La obligatoriedad de la Educación Media Superior no ha sido sinónimo de universalización, ya que no existe una garantía de que todos tengan acceso a ella o permanezcan en la escuela. Así lo reflejan los datos, que nos muestran que la cobertura en México en este nivel educativo es de tan solo el 65% y la tasa de terminación es de apenas el 47.4%, lo que indica que la deserción es muy alta. Aunado al tema de la cobertura, encontramos la necesidad de ofrecer una educación de calidad con la cual los estudiantes puedan construir aprendizajes significativos y para toda la vida, objetivo que estamos todavía muy lejos de lograr.

Estos fenómenos traen consigo diversas problemáticas. En primer lugar, los jóvenes se vuelven más vulnerables ante las situaciones de riesgo a las que se enfrentan: el abandono escolar, la actividad sexual a edad temprana y sin precauciones, el consumo de sustancias adictivas, delincuencia y violencia, la desocupación juvenil, entre otros. Además, al no completar sus estudios, no desarrollan las competencias que exige el mundo actual. Existe un claro desfase entre lo que la industria demanda y lo que los jóvenes de hoy ofrecen. Es claro, por lo tanto, que necesitamos innovar e influir en la política pública.

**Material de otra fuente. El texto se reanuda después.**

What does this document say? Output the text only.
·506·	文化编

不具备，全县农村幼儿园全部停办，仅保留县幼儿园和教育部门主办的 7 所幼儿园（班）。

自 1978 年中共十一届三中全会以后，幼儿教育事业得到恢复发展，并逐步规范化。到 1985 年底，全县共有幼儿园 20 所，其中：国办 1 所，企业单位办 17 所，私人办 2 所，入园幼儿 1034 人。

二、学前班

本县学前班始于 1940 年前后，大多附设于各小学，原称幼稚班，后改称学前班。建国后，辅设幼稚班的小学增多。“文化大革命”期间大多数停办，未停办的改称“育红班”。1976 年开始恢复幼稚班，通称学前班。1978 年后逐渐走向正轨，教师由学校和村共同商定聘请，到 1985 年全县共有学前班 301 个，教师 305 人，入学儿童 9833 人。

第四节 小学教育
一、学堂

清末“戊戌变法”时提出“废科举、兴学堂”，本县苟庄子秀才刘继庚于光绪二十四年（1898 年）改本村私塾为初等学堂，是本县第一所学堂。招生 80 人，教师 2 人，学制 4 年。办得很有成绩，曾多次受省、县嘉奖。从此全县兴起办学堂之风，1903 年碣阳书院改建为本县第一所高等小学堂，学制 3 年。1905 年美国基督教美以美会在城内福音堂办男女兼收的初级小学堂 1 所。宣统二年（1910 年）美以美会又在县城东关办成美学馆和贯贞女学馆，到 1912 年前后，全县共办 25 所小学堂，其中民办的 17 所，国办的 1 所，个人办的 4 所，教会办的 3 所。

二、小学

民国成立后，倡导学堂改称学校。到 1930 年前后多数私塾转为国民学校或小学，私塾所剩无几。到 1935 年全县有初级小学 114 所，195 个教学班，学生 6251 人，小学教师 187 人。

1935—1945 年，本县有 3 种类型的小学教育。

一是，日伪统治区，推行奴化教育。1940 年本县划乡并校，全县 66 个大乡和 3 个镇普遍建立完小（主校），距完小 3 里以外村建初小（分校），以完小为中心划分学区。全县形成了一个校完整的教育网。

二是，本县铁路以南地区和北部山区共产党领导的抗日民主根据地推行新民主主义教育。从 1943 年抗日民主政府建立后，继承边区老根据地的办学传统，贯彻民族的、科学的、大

CLASE 2014 tendrá el objetivo de difundir prácticas educativas que promuevan entornos de aprendizaje que den una respuesta a las condiciones de vida, necesidades, expectativas y derechos de los jóvenes y que propicien la construcción de un proyecto de vida promisorio para cada uno de ellos. Nos hemos preguntado cómo es la educación que les estamos brindando y qué podemos hacer para que ésta sea de calidad.

En esta Cumbre buscaremos presentar prácticas educativas exitosas, así como abrir un diálogo en torno a cómo es la educación que les estamos brindando a nuestro jóvenes y qué podemos hacer para que ésta sea de calidad.